Take electronics apart, build them better and faster than before. Work with machines to do real work (not just theory). Study in small classes and labs with mentors who know you—and your goals. The School of Technology at Michigan Technology University is for crazy smart students looking to create the future.
Technologists fill a critical need in business and industry for supervisors and managers who possess a combination of technical and managerial backgrounds. The ability of Technology graduates to contribute on the job from day one increases their value while providing them professionally rewarding opportunities with significant potential for advancement in the high-skill, high-wage, and high-demand "gold collar" careers.
Learn more about our five undergraduate programs below.
Computer network and system administration, or CNSA, is one of Michigan Tech’s fastest-growing degree programs. Our graduates are in high demand for their skills in building and managing computer networks.
As a CNSA major, you will learn to build and troubleshoot computer networks and manage massive databases effectively and securely.
A degree in construction management prepares you to take charge of building projects, from industrial buildings and roads to homes and hospitals.
It’s a demanding profession that sometimes requires long hours, but the rewards can be great. The average starting salary our recent graduates reported was over $60,000.

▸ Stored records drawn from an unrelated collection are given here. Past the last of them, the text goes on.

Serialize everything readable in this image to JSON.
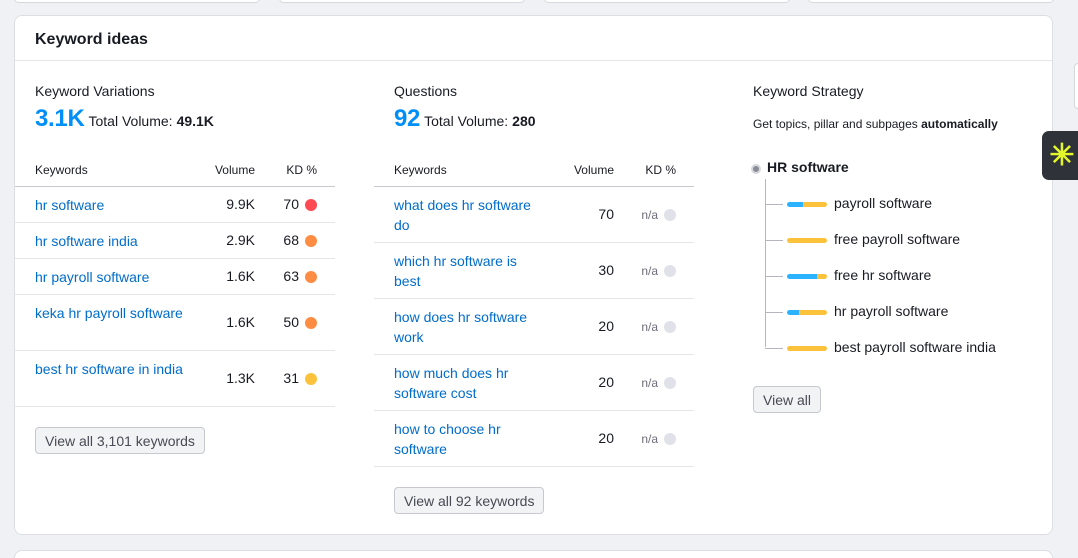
{
  "card": {
    "title": "Keyword ideas"
  },
  "variations": {
    "title": "Keyword Variations",
    "count": "3.1K",
    "total_volume_label": "Total Volume:",
    "total_volume": "49.1K",
    "headers": {
      "keyword": "Keywords",
      "volume": "Volume",
      "kd": "KD %"
    },
    "rows": [
      {
        "keyword": "hr software",
        "volume": "9.9K",
        "kd": "70",
        "kd_color": "#ff4953"
      },
      {
        "keyword": "hr software india",
        "volume": "2.9K",
        "kd": "68",
        "kd_color": "#ff8c43"
      },
      {
        "keyword": "hr payroll software",
        "volume": "1.6K",
        "kd": "63",
        "kd_color": "#ff8c43"
      },
      {
        "keyword": "keka hr payroll software",
        "volume": "1.6K",
        "kd": "50",
        "kd_color": "#ff8c43"
      },
      {
        "keyword": "best hr software in india",
        "volume": "1.3K",
        "kd": "31",
        "kd_color": "#fdc23c"
      }
    ],
    "view_all_label": "View all 3,101 keywords"
  },
  "questions": {
    "title": "Questions",
    "count": "92",
    "total_volume_label": "Total Volume:",
    "total_volume": "280",
    "headers": {
      "keyword": "Keywords",
      "volume": "Volume",
      "kd": "KD %"
    },
    "rows": [
      {
        "keyword": "what does hr software do",
        "volume": "70",
        "kd": "n/a",
        "kd_color": "#e0e1e9"
      },
      {
        "keyword": "which hr software is best",
        "volume": "30",
        "kd": "n/a",
        "kd_color": "#e0e1e9"
      },
      {
        "keyword": "how does hr software work",
        "volume": "20",
        "kd": "n/a",
        "kd_color": "#e0e1e9"
      },
      {
        "keyword": "how much does hr software cost",
        "volume": "20",
        "kd": "n/a",
        "kd_color": "#e0e1e9"
      },
      {
        "keyword": "how to choose hr software",
        "volume": "20",
        "kd": "n/a",
        "kd_color": "#e0e1e9"
      }
    ],
    "view_all_label": "View all 92 keywords"
  },
  "strategy": {
    "title": "Keyword Strategy",
    "subtitle_prefix": "Get topics, pillar and subpages",
    "subtitle_bold": "automatically",
    "root": "HR software",
    "items": [
      {
        "label": "payroll software",
        "bar": [
          0.4,
          0.6
        ]
      },
      {
        "label": "free payroll software",
        "bar": [
          0,
          1
        ]
      },
      {
        "label": "free hr software",
        "bar": [
          0.75,
          0.25
        ]
      },
      {
        "label": "hr payroll software",
        "bar": [
          0.3,
          0.7
        ]
      },
      {
        "label": "best payroll software india",
        "bar": [
          0,
          1
        ]
      }
    ],
    "bar_colors": [
      "#2bb3ff",
      "#fdc23c"
    ],
    "view_all_label": "View all"
  },
  "side_widget": {
    "icon": "sparkle-icon"
  }
}
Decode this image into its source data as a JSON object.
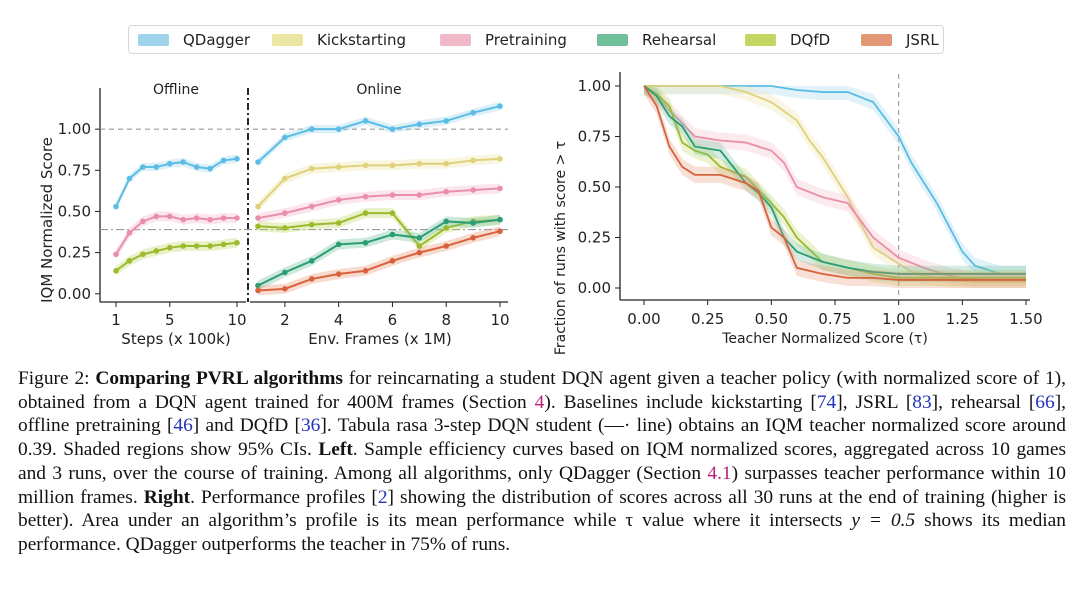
{
  "legend": [
    {
      "name": "QDagger",
      "color": "#9fd4ec"
    },
    {
      "name": "Kickstarting",
      "color": "#ece5a4"
    },
    {
      "name": "Pretraining",
      "color": "#f1b8c8"
    },
    {
      "name": "Rehearsal",
      "color": "#6fbf9b"
    },
    {
      "name": "DQfD",
      "color": "#c3d862"
    },
    {
      "name": "JSRL",
      "color": "#e49774"
    }
  ],
  "chart_data": [
    {
      "type": "line",
      "panel": "left",
      "ylabel": "IQM Normalized Score",
      "ylim": [
        -0.05,
        1.25
      ],
      "yticks": [
        "0.00",
        "0.25",
        "0.50",
        "0.75",
        "1.00"
      ],
      "reference_lines": [
        {
          "y": 1.0,
          "label": "teacher"
        },
        {
          "y": 0.39,
          "label": "tabula rasa 3-step DQN"
        }
      ],
      "offline": {
        "title": "Offline",
        "xlabel": "Steps (x 100k)",
        "xticks": [
          "1",
          "5",
          "10"
        ],
        "x": [
          1,
          2,
          3,
          4,
          5,
          6,
          7,
          8,
          9,
          10
        ],
        "series": [
          {
            "name": "QDagger",
            "values": [
              0.53,
              0.7,
              0.77,
              0.77,
              0.79,
              0.8,
              0.77,
              0.76,
              0.81,
              0.82
            ]
          },
          {
            "name": "Pretraining",
            "values": [
              0.24,
              0.37,
              0.44,
              0.47,
              0.47,
              0.45,
              0.46,
              0.45,
              0.46,
              0.46
            ]
          },
          {
            "name": "DQfD",
            "values": [
              0.14,
              0.2,
              0.24,
              0.26,
              0.28,
              0.29,
              0.29,
              0.29,
              0.3,
              0.31
            ]
          }
        ]
      },
      "online": {
        "title": "Online",
        "xlabel": "Env. Frames (x 1M)",
        "xticks": [
          "2",
          "4",
          "6",
          "8",
          "10"
        ],
        "x": [
          1,
          2,
          3,
          4,
          5,
          6,
          7,
          8,
          9,
          10
        ],
        "series": [
          {
            "name": "QDagger",
            "values": [
              0.8,
              0.95,
              1.0,
              1.0,
              1.05,
              1.0,
              1.03,
              1.05,
              1.1,
              1.14
            ]
          },
          {
            "name": "Kickstarting",
            "values": [
              0.53,
              0.7,
              0.76,
              0.77,
              0.78,
              0.78,
              0.79,
              0.79,
              0.81,
              0.82
            ]
          },
          {
            "name": "Pretraining",
            "values": [
              0.46,
              0.49,
              0.53,
              0.57,
              0.59,
              0.6,
              0.6,
              0.62,
              0.63,
              0.64
            ]
          },
          {
            "name": "DQfD",
            "values": [
              0.41,
              0.4,
              0.42,
              0.43,
              0.49,
              0.49,
              0.29,
              0.4,
              0.44,
              0.45
            ]
          },
          {
            "name": "Rehearsal",
            "values": [
              0.05,
              0.13,
              0.2,
              0.3,
              0.31,
              0.36,
              0.34,
              0.44,
              0.43,
              0.45
            ]
          },
          {
            "name": "JSRL",
            "values": [
              0.02,
              0.03,
              0.09,
              0.12,
              0.14,
              0.2,
              0.25,
              0.29,
              0.34,
              0.38
            ]
          }
        ]
      }
    },
    {
      "type": "line",
      "panel": "right",
      "xlabel": "Teacher Normalized Score (τ)",
      "ylabel": "Fraction of runs with score > τ",
      "xlim": [
        -0.05,
        1.55
      ],
      "ylim": [
        -0.05,
        1.05
      ],
      "xticks": [
        "0.00",
        "0.25",
        "0.50",
        "0.75",
        "1.00",
        "1.25",
        "1.50"
      ],
      "yticks": [
        "0.00",
        "0.25",
        "0.50",
        "0.75",
        "1.00"
      ],
      "reference_lines": [
        {
          "x": 1.0
        }
      ],
      "series": [
        {
          "name": "QDagger",
          "x": [
            0,
            0.4,
            0.5,
            0.6,
            0.7,
            0.8,
            0.9,
            1.0,
            1.05,
            1.1,
            1.15,
            1.2,
            1.25,
            1.3,
            1.4,
            1.5
          ],
          "values": [
            1.0,
            1.0,
            1.0,
            0.98,
            0.97,
            0.97,
            0.92,
            0.75,
            0.62,
            0.52,
            0.42,
            0.3,
            0.18,
            0.11,
            0.07,
            0.07
          ]
        },
        {
          "name": "Kickstarting",
          "x": [
            0,
            0.3,
            0.4,
            0.5,
            0.6,
            0.65,
            0.7,
            0.75,
            0.8,
            0.85,
            0.9,
            1.0,
            1.05,
            1.1,
            1.2,
            1.3,
            1.5
          ],
          "values": [
            1.0,
            1.0,
            0.97,
            0.92,
            0.83,
            0.73,
            0.65,
            0.55,
            0.45,
            0.32,
            0.2,
            0.12,
            0.08,
            0.06,
            0.04,
            0.03,
            0.03
          ]
        },
        {
          "name": "Pretraining",
          "x": [
            0,
            0.05,
            0.1,
            0.2,
            0.3,
            0.4,
            0.5,
            0.55,
            0.6,
            0.7,
            0.8,
            0.9,
            1.0,
            1.1,
            1.2,
            1.3,
            1.5
          ],
          "values": [
            1.0,
            0.95,
            0.88,
            0.75,
            0.73,
            0.72,
            0.68,
            0.62,
            0.5,
            0.45,
            0.42,
            0.25,
            0.15,
            0.1,
            0.06,
            0.04,
            0.04
          ]
        },
        {
          "name": "DQfD",
          "x": [
            0,
            0.05,
            0.1,
            0.15,
            0.2,
            0.25,
            0.3,
            0.4,
            0.5,
            0.55,
            0.6,
            0.7,
            0.8,
            0.9,
            1.0,
            1.5
          ],
          "values": [
            1.0,
            0.96,
            0.9,
            0.72,
            0.68,
            0.66,
            0.6,
            0.55,
            0.42,
            0.35,
            0.25,
            0.13,
            0.1,
            0.07,
            0.05,
            0.05
          ]
        },
        {
          "name": "Rehearsal",
          "x": [
            0,
            0.05,
            0.1,
            0.15,
            0.2,
            0.3,
            0.35,
            0.4,
            0.45,
            0.5,
            0.55,
            0.6,
            0.7,
            0.8,
            0.9,
            1.0,
            1.5
          ],
          "values": [
            1.0,
            0.95,
            0.85,
            0.8,
            0.7,
            0.68,
            0.6,
            0.52,
            0.47,
            0.4,
            0.25,
            0.18,
            0.13,
            0.1,
            0.08,
            0.07,
            0.07
          ]
        },
        {
          "name": "JSRL",
          "x": [
            0,
            0.05,
            0.1,
            0.15,
            0.2,
            0.3,
            0.4,
            0.45,
            0.5,
            0.55,
            0.6,
            0.7,
            0.8,
            0.9,
            1.0,
            1.5
          ],
          "values": [
            1.0,
            0.9,
            0.7,
            0.6,
            0.56,
            0.56,
            0.52,
            0.48,
            0.3,
            0.25,
            0.1,
            0.07,
            0.05,
            0.05,
            0.04,
            0.04
          ]
        }
      ]
    }
  ],
  "caption": {
    "fig_label": "Figure 2: ",
    "bold_title": "Comparing PVRL algorithms",
    "t1": " for reincarnating a student DQN agent given a teacher policy (with normalized score of 1), obtained from a DQN agent trained for 400M frames (Section ",
    "sec1": "4",
    "t2": "). Baselines include kickstarting [",
    "r74": "74",
    "t3": "], JSRL [",
    "r83": "83",
    "t4": "], rehearsal [",
    "r66": "66",
    "t5": "], offline pretraining [",
    "r46": "46",
    "t6": "] and DQfD [",
    "r36": "36",
    "t7": "]. Tabula rasa 3-step DQN student (—· line) obtains an IQM teacher normalized score around 0.39. Shaded regions show 95% CIs. ",
    "left": "Left",
    "t8": ". Sample efficiency curves based on IQM normalized scores, aggregated across 10 games and 3 runs, over the course of training. Among all algorithms, only QDagger (Section ",
    "sec2": "4.1",
    "t9": ") surpasses teacher performance within 10 million frames. ",
    "right": "Right",
    "t10": ". Performance profiles [",
    "r2": "2",
    "t11": "] showing the distribution of scores across all 30 runs at the end of training (higher is better). Area under an algorithm’s profile is its mean performance while τ value where it intersects ",
    "eq": "y = 0.5",
    "t12": " shows its median performance. QDagger outperforms the teacher in 75% of runs."
  }
}
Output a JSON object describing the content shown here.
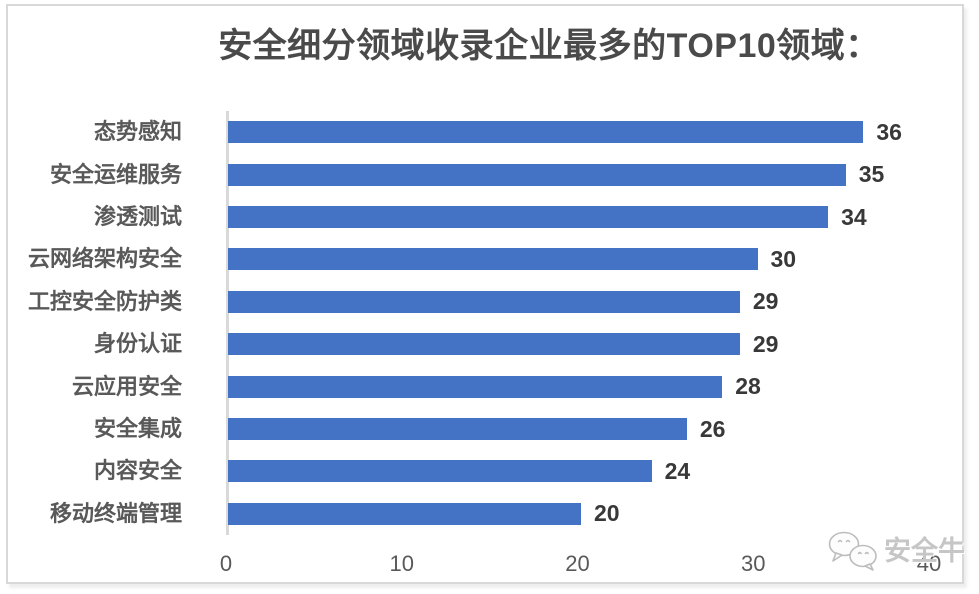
{
  "chart_data": {
    "type": "bar",
    "orientation": "horizontal",
    "title": "安全细分领域收录企业最多的TOP10领域：",
    "categories": [
      "态势感知",
      "安全运维服务",
      "渗透测试",
      "云网络架构安全",
      "工控安全防护类",
      "身份认证",
      "云应用安全",
      "安全集成",
      "内容安全",
      "移动终端管理"
    ],
    "values": [
      36,
      35,
      34,
      30,
      29,
      29,
      28,
      26,
      24,
      20
    ],
    "value_labels_shown": true,
    "xlabel": "",
    "ylabel": "",
    "xlim": [
      0,
      40
    ],
    "x_ticks": [
      0,
      10,
      20,
      30,
      40
    ],
    "grid": false,
    "legend": false,
    "bar_color": "#4472C4",
    "axis_line_color": "#d9d9d9",
    "frame_border_color": "#d8d8d8"
  },
  "watermark": {
    "icon": "wechat-bubbles-icon",
    "text": "安全牛",
    "color": "#c6c6c6"
  }
}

You love to tinker with electronic gadgets, or maybe you’re just fascinated by how things work, from robots to TVs to toasters. Electrical engineering technology could be your dream major.
EET majors master the fundamentals of electronics and electrical power. By the time you graduate, you will have the design, drafting, and technical skills to put engineering ideas into action.
Mechanical Engineering Technology is a great fit for students who want to take a hands-on approach to mechanical engineering.
Mechanical engineering technologists often bridge the theoretical world of the engineer and the practical approach of the skilled workforce. MET graduates are problem solvers, and they can adapt product designs, saving their companies time and money.
If you like math, computing, and the outdoors, you may have what it takes to be a surveying engineer.
Surveying engineers measure the physical features of the Earth with great precision. They verify and establish land boundaries and are key players in the design and layout of infrastructure, including roads, bridges, and cell phone towers.